Wednesday, October 22, 2008

October 15th and 16th, 2008: I started my morning at 1600 Divisadero for the second day in a row. This time, I checked in to the hospital side of the building to get ready for my open biopsy. I hadn’t been in a hospital for five and a half weeks! But once back, I swung into the routine pretty quickly: fill out forms, get ID banded, answer questions about drug tolerances, etc. Then, the routine was fractured in a totally unexpected way. The admitting nurse started to insert my IV, and for the first time, it was so astonishingly painful that I screamed out loud. Tears sprang out of my eyes, and the other staff in the room rushed to the bed, one nurse urging me to be quiet, the other encouraging me to let it out. I let it out. After weeks of not reaching my resistance, I was suddenly weeping uncontrollably. I didn’t want to be in a hospital bed. I didn’t want to have a biopsy. I didn’t want to have cancer. I didn’t want any of my reality, and I didn’t know how to make it go away. I cried all the way down the hallway to the operating room and into the oblivion of anesthesia.

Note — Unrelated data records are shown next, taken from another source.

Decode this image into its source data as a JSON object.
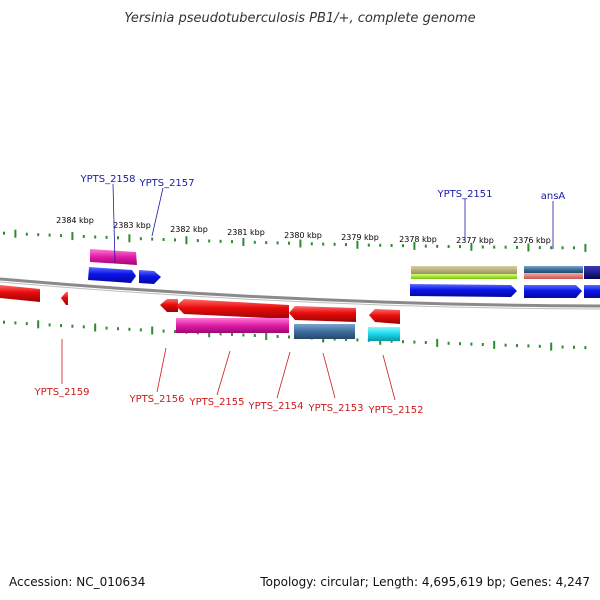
{
  "title": "Yersinia pseudotuberculosis PB1/+, complete genome",
  "scale_labels": [
    "2384 kbp",
    "2383 kbp",
    "2382 kbp",
    "2381 kbp",
    "2380 kbp",
    "2379 kbp",
    "2378 kbp",
    "2377 kbp",
    "2376 kbp"
  ],
  "forward_genes": [
    {
      "label": "YPTS_2158"
    },
    {
      "label": "YPTS_2157"
    },
    {
      "label": "YPTS_2151"
    },
    {
      "label": "ansA"
    }
  ],
  "reverse_genes": [
    {
      "label": "YPTS_2159"
    },
    {
      "label": "YPTS_2156"
    },
    {
      "label": "YPTS_2155"
    },
    {
      "label": "YPTS_2154"
    },
    {
      "label": "YPTS_2153"
    },
    {
      "label": "YPTS_2152"
    }
  ],
  "footer": {
    "accession": "Accession: NC_010634",
    "summary": "Topology: circular; Length: 4,695,619 bp; Genes: 4,247"
  },
  "colors": {
    "backbone": "#8a8a8a",
    "tick": "#2e8b2e",
    "forward_label": "#1a1aa6",
    "reverse_label": "#cc1a1a",
    "blue": "#0a14e8",
    "red": "#e80a0a",
    "magenta": "#e01aa6",
    "steel": "#3f6f9f",
    "cyan": "#18d8e8",
    "olive": "#b0a870",
    "lime": "#a6e81a",
    "salmon": "#e07070",
    "navy": "#0a0a8a"
  }
}
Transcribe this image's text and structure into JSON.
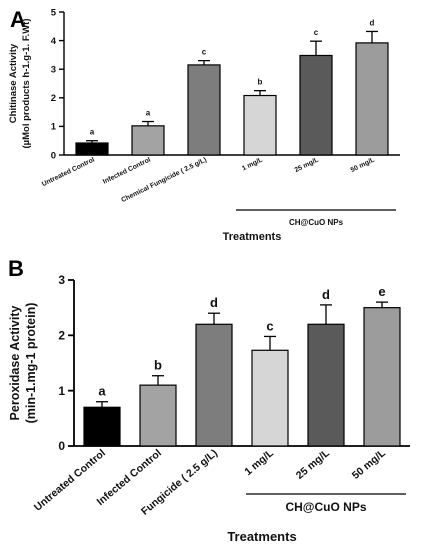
{
  "chart_data": [
    {
      "panel": "A",
      "type": "bar",
      "ylabel": "Chitinase Activity (µMol products h-1.g-1. F.Wt)",
      "ylabel_lines": [
        "Chitinase Activity",
        "(µMol products h-1.g-1. F.Wt)"
      ],
      "xlabel": "Treatments",
      "ylim": [
        0,
        5
      ],
      "yticks": [
        0,
        1,
        2,
        3,
        4,
        5
      ],
      "categories": [
        "Untreated Control",
        "Infected Control",
        "Chemical Fungicide ( 2.5 g/L)",
        "1 mg/L",
        "25 mg/L",
        "50 mg/L"
      ],
      "values": [
        0.42,
        1.02,
        3.15,
        2.08,
        3.48,
        3.92
      ],
      "errors": [
        0.08,
        0.15,
        0.15,
        0.17,
        0.5,
        0.4
      ],
      "letters": [
        "a",
        "a",
        "c",
        "b",
        "c",
        "d"
      ],
      "colors": [
        "#000000",
        "#a3a3a3",
        "#7d7d7d",
        "#d6d6d6",
        "#5a5a5a",
        "#9c9c9c"
      ],
      "group_label": "CH@CuO NPs",
      "group_span": [
        3,
        5
      ]
    },
    {
      "panel": "B",
      "type": "bar",
      "ylabel": "Peroxidase Activity (min-1.mg-1 protein)",
      "ylabel_lines": [
        "Peroxidase Activity",
        "(min-1.mg-1 protein)"
      ],
      "xlabel": "Treatments",
      "ylim": [
        0,
        3
      ],
      "yticks": [
        0,
        1,
        2,
        3
      ],
      "categories": [
        "Untreated Control",
        "Infected Control",
        "Fungicide ( 2.5 g/L)",
        "1 mg/L",
        "25 mg/L",
        "50 mg/L"
      ],
      "values": [
        0.7,
        1.1,
        2.2,
        1.73,
        2.2,
        2.5
      ],
      "errors": [
        0.1,
        0.17,
        0.2,
        0.25,
        0.35,
        0.1
      ],
      "letters": [
        "a",
        "b",
        "d",
        "c",
        "d",
        "e"
      ],
      "colors": [
        "#000000",
        "#a3a3a3",
        "#7d7d7d",
        "#d6d6d6",
        "#5a5a5a",
        "#9c9c9c"
      ],
      "group_label": "CH@CuO NPs",
      "group_span": [
        3,
        5
      ]
    }
  ]
}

My friend Ruthann Duncan had sent me two books about the soul’s reaction to illness. It sometimes seems to me that at least half of my friends are therapists, and this has guaranteed many fine conversations about behavior and motivation as well as some great reading. I took Ruth Shinoda Bolen’s book: Close to the Bone to the hospital with me. As I started reading after the biopsy, I felt hungry for a perspective that focused on my deeper self. The doctors and hospital staff would help take care of my body, but it’s my communion with myself, my friends and my psychic study group that takes care of my soul. Bolen told the stories of Innana and Persephone to trace the journey into the underworld of the body’s knowledge where reason and logic are useless and feelings and intuition reign. When a life-threatening illness elbows itself into a person’s life, the shock is tremendous. The call to heal starts to ripple through the psyche. What isn’t working? What’s out of alignment? What has drained energy for too long? What has been ignored at the expense of health and well-being? All of these questions start to constellate around the illness. The answers to these questions become a core part of the healing. Or, there’s always the option to leave the questions unanswered. I read avidly until leaving the hospital in the early afternoon of the next day. Once at home, I pulled the covers over my head and slept to distance myself from 30 hours in the hospital.